Re:PS. Well, only briefly.
 
Rebecca Richardson said:
From the other perspective, 10% of the mistakes I have made with clients:
- Blurted out their child's real name when I recognized their picture on the client's fridge
- Talked too much because I was nervous
- Talked too little because I was nervous
- Not kicked out someone on drugs once
- Asked who else they've seen when they mention the incall location is nicer than another agency's location
- Continued to see them professionally after we became too friendly for that to work
- Told them their penis is 'pretty' or they've 'put a lot of effort into their body'
- Rambled on about social or sexual theory when they ask a yes/no question
- Been a little too enthusiastic in recommending other girls (YES, see her, she's SO hot, book us together)
- Made a strap-on joke with someone who is clearly uncomfortable with it
- Cancelled when I was upset/NOT cancelled when I was upset (I'm split on whether or not that's the correct thing to do)
- Been too shy to ask someone to come see me again when I really enjoyed their company
- Been too shy to ask someone not to see me again when I didn't enjoy their company
- Been horrendously swamped with emails and simply emailed people back by lottery rather than blocking out an hour or two a day to respond to everyone's efforts.
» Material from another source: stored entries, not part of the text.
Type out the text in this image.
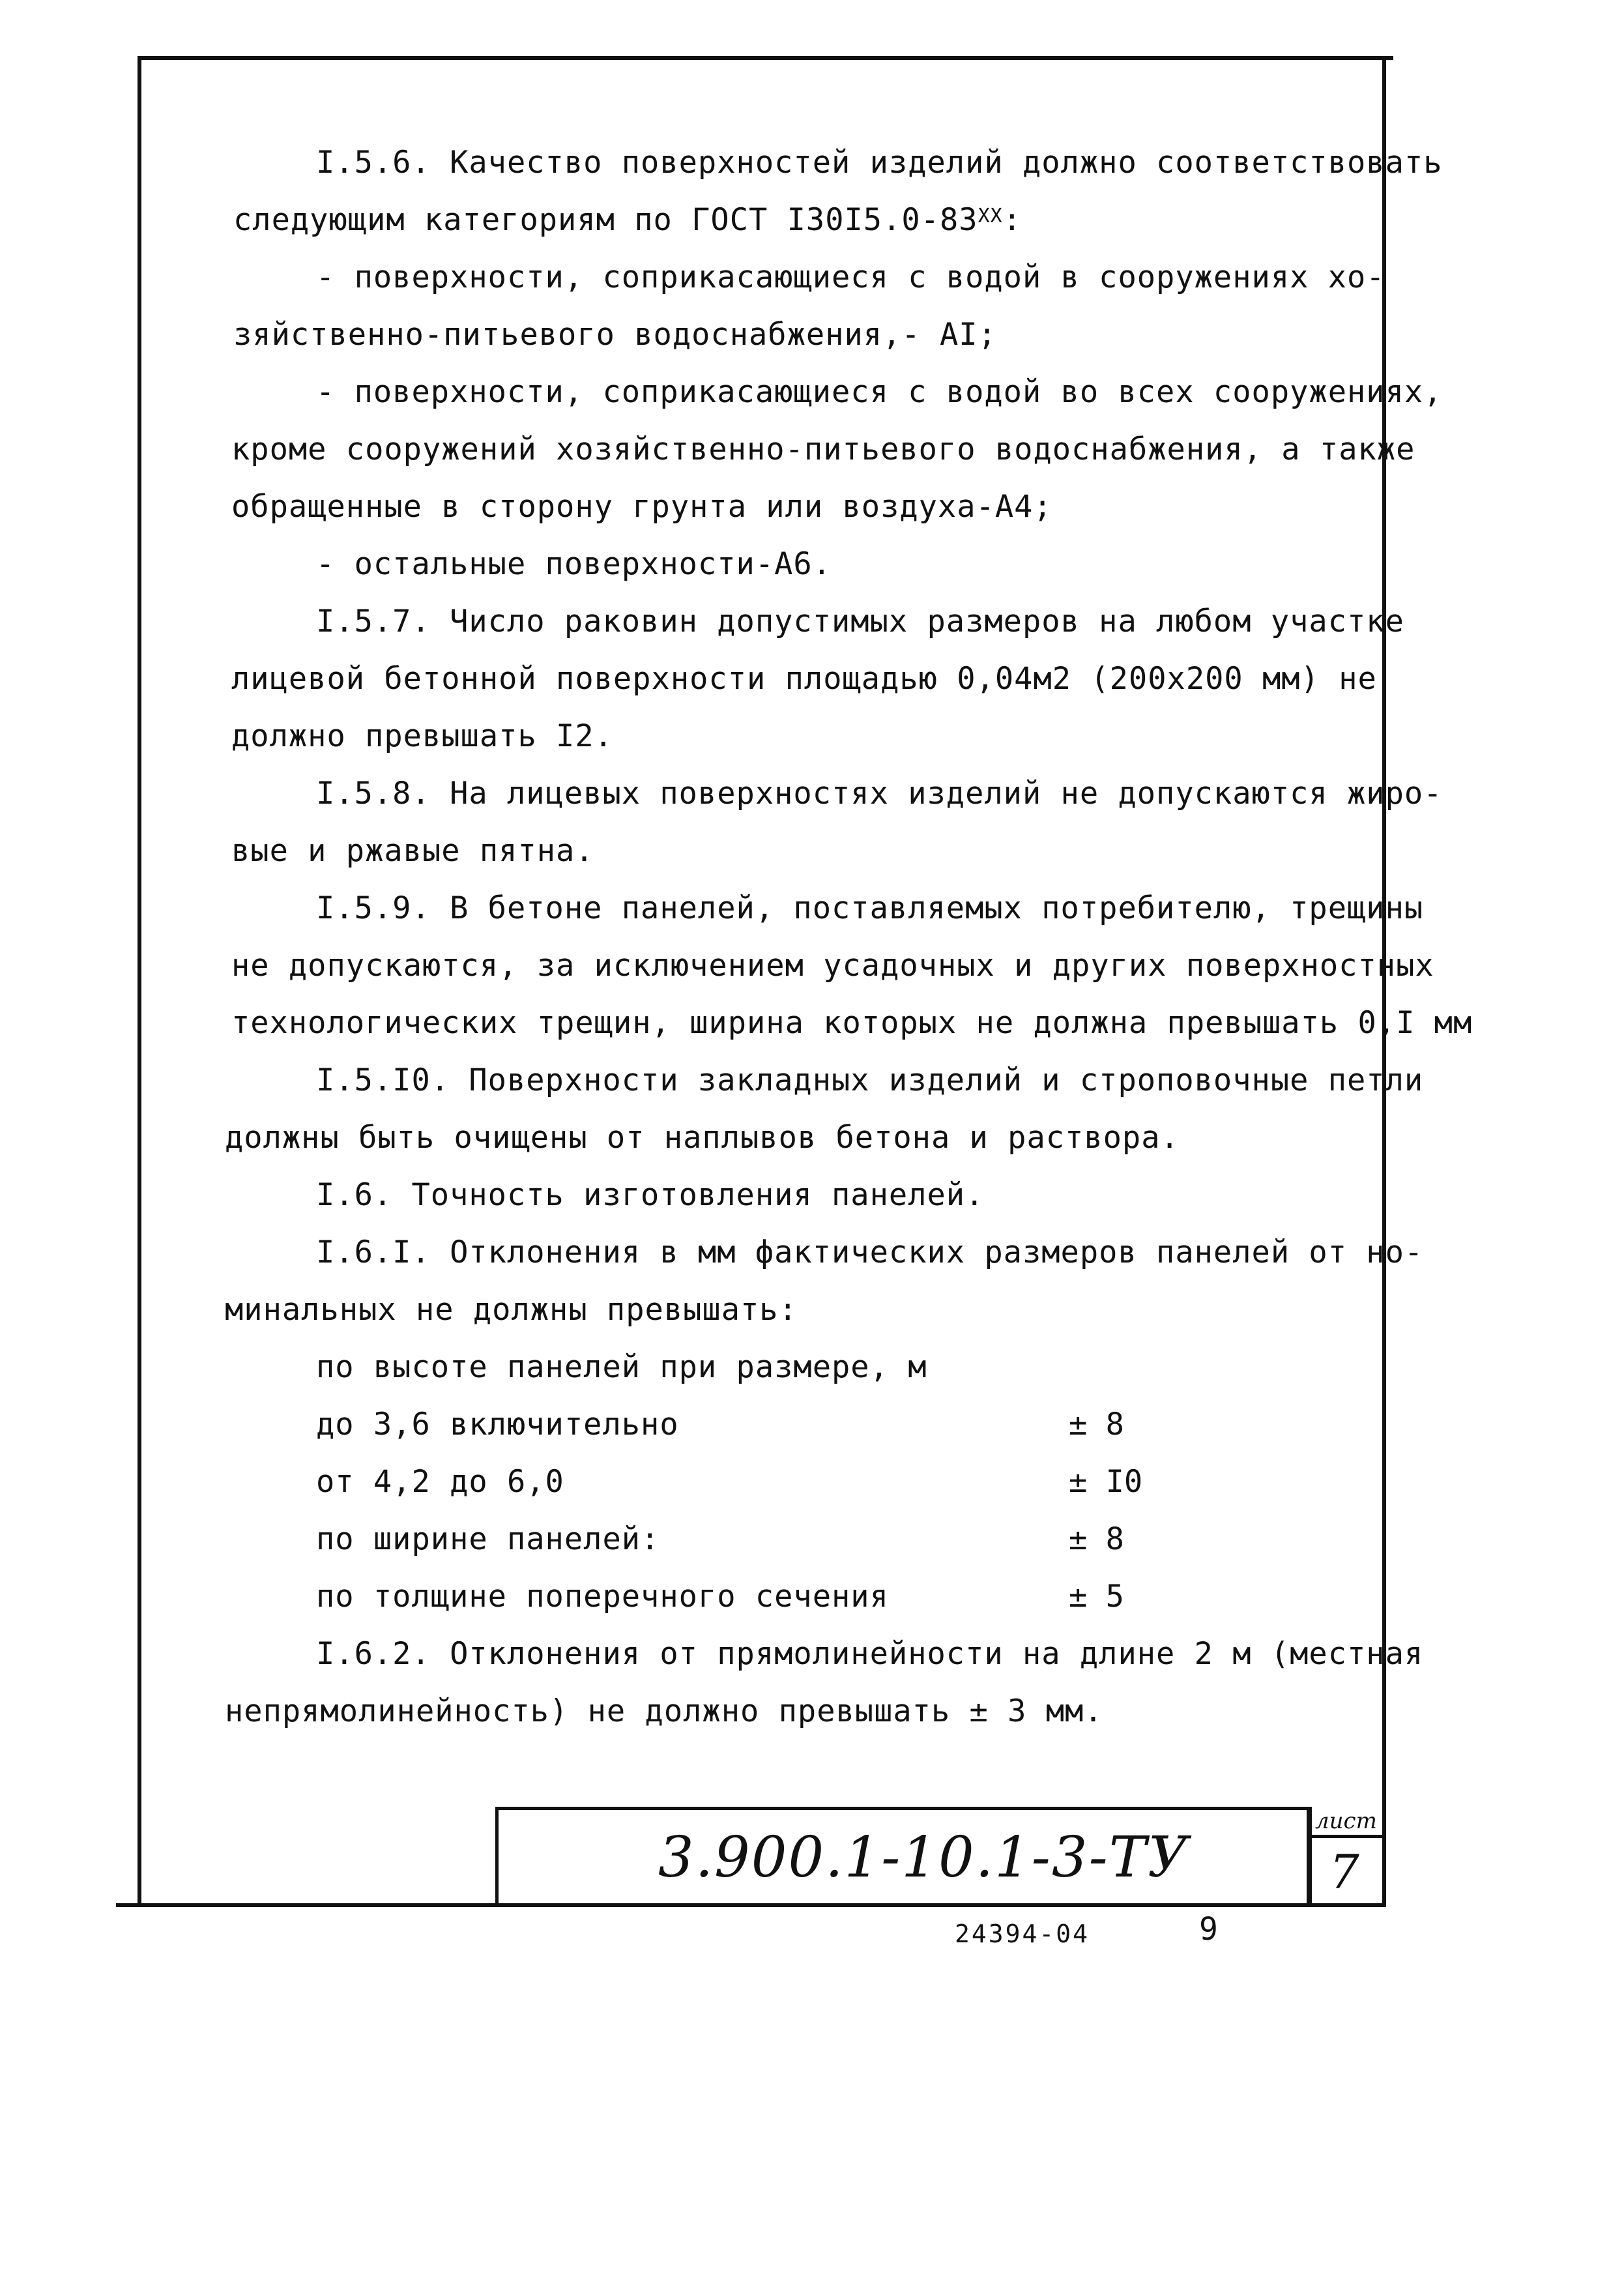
I.5.6. Качество поверхностей изделий должно соответствовать
следующим категориям по ГОСТ $I30I5.0-83^{XX}$:
- поверхности, соприкасающиеся с водой в сооружениях хо-
зяйственно-питьевого водоснабжения,- AI;
- поверхности, соприкасающиеся с водой во всех сооружениях,
кроме сооружений хозяйственно-питьевого водоснабжения, а также
обращенные в сторону грунта или воздуха-А4;
- остальные поверхности-А6.
I.5.7. Число раковин допустимых размеров на любом участке
лицевой бетонной поверхности площадью 0,04м2 (200x200 мм) не
должно превышать I2.
I.5.8. На лицевых поверхностях изделий не допускаются жиро-
вые и ржавые пятна.
I.5.9. В бетоне панелей, поставляемых потребителю, трещины
не допускаются, за исключением усадочных и других поверхностных
технологических трещин, ширина которых не должна превышать 0,I мм
I.5.I0. Поверхности закладных изделий и строповочные петли
должны быть очищены от наплывов бетона и раствора.
I.6. Точность изготовления панелей.
I.6.I. Отклонения в мм фактических размеров панелей от но-
минальных не должны превышать:
по высоте панелей при размере, м
до 3,6 включительно
от 4,2 до 6,0
по ширине панелей:
по толщине поперечного сечения
I.6.2. Отклонения от прямолинейности на длине 2 м (местная
непрямолинейность) не должно превышать ± 3 мм.
± 8
± I0
± 8
± 5
3.900.1-10.1-3-ТУ
лист
7
24394-04	9
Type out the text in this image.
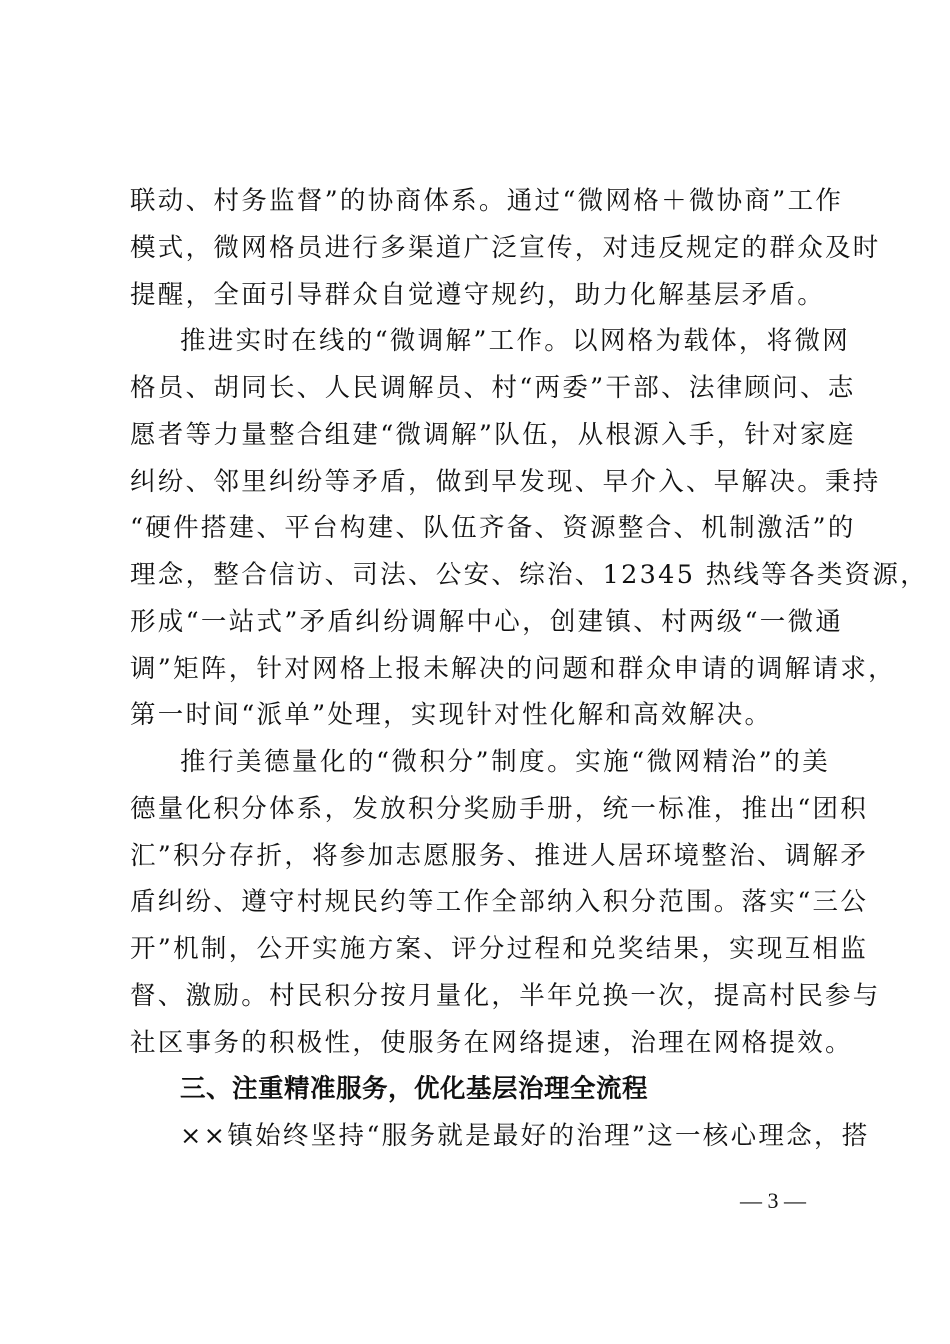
联动、村务监督”的协商体系。通过“微网格＋微协商”工作
模式，微网格员进行多渠道广泛宣传，对违反规定的群众及时
提醒，全面引导群众自觉遵守规约，助力化解基层矛盾。
推进实时在线的“微调解”工作。以网格为载体，将微网
格员、胡同长、人民调解员、村“两委”干部、法律顾问、志
愿者等力量整合组建“微调解”队伍，从根源入手，针对家庭
纠纷、邻里纠纷等矛盾，做到早发现、早介入、早解决。秉持
“硬件搭建、平台构建、队伍齐备、资源整合、机制激活”的
理念，整合信访、司法、公安、综治、12345 热线等各类资源，
形成“一站式”矛盾纠纷调解中心，创建镇、村两级“一微通
调”矩阵，针对网格上报未解决的问题和群众申请的调解请求，
第一时间“派单”处理，实现针对性化解和高效解决。
推行美德量化的“微积分”制度。实施“微网精治”的美
德量化积分体系，发放积分奖励手册，统一标准，推出“团积
汇”积分存折，将参加志愿服务、推进人居环境整治、调解矛
盾纠纷、遵守村规民约等工作全部纳入积分范围。落实“三公
开”机制，公开实施方案、评分过程和兑奖结果，实现互相监
督、激励。村民积分按月量化，半年兑换一次，提高村民参与
社区事务的积极性，使服务在网络提速，治理在网格提效。
三、注重精准服务，优化基层治理全流程
××镇始终坚持“服务就是最好的治理”这一核心理念，搭
— 3 —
...and that's just the stuff I feel like I can share. I've been a bumbling idiot for years it appears.
All is good

You are never were a bumbling idiot You are one of the first Escorts that I could truly trust and open up too. You have an amazing Soul and you're a Sweet kind and Loving individual. Your eyes always made me feel............ well I can not express it. Never a bumbling idiot.:angel:
 
blissful said:
All is good

You are never were a bumbling idiot You are one of the first Escorts that I could truly trust and open up too. You have an amazing Soul and you're a Sweet kind and Loving individual. Your eyes always made me feel............ well I can not express it. Never a bumbling idiot.:angel:
That's very sweet of you, and I appreciate your heartfelt words, but you clearly missed the client that posted on another review board to ask if I was calling him gay because I said his cock was 'pretty'. You also missed me crying over a review that was mostly positive because I thought he left having had a bad time, or worse yet, the time I let the client have the side of the bed closest to the bedside table: when it came time to put a cover on, I went to crawl across him (far away from his hard-on!) to grab a condom, and he told me BBFS wasn't his thing. It's never been mine either, but now I know to reserve 'my' side, or get off the bed and walk around.

It makes me feel better to know you guys have made mistakes too.
 
My first ever session I was asked to shower and made the mistake of telling the lady I had just showered, which was true. Unfortunately it made for a mediocre session. I now know to always accept the shower regardless of when I showered last.
 
Bringing your hubby with you when you and the escort want to be alone.:lol::lol:

Wonder if I ask Brash if he would go on a errand when we are at the Hotel. Hmmm.........What do you think?
 
Rebecca Richardson said:
From the other perspective, 10% of the mistakes I have made with clients:
- Been horrendously swamped with emails and simply emailed people back by lottery rather than blocking out an hour or two a day to respond to everyone's efforts.

It's good to know, your lottery have kept me away after I didn't have my e-mails replied when you went independent and damn :grrrrrr: I was so idiot for never tried to contact you for months. (thinking that was my fault when it was just bad luck on lottery :neutral: it's better I try a best lucky on the next few days calling Select before your retirement. If I don't have the best of luck at least I've tried one more time:) )

The big Mistake I have made with sps:

_ I missed a chance to have met them thinking that they would be around for very long ( e,g: Chantelle, Paris).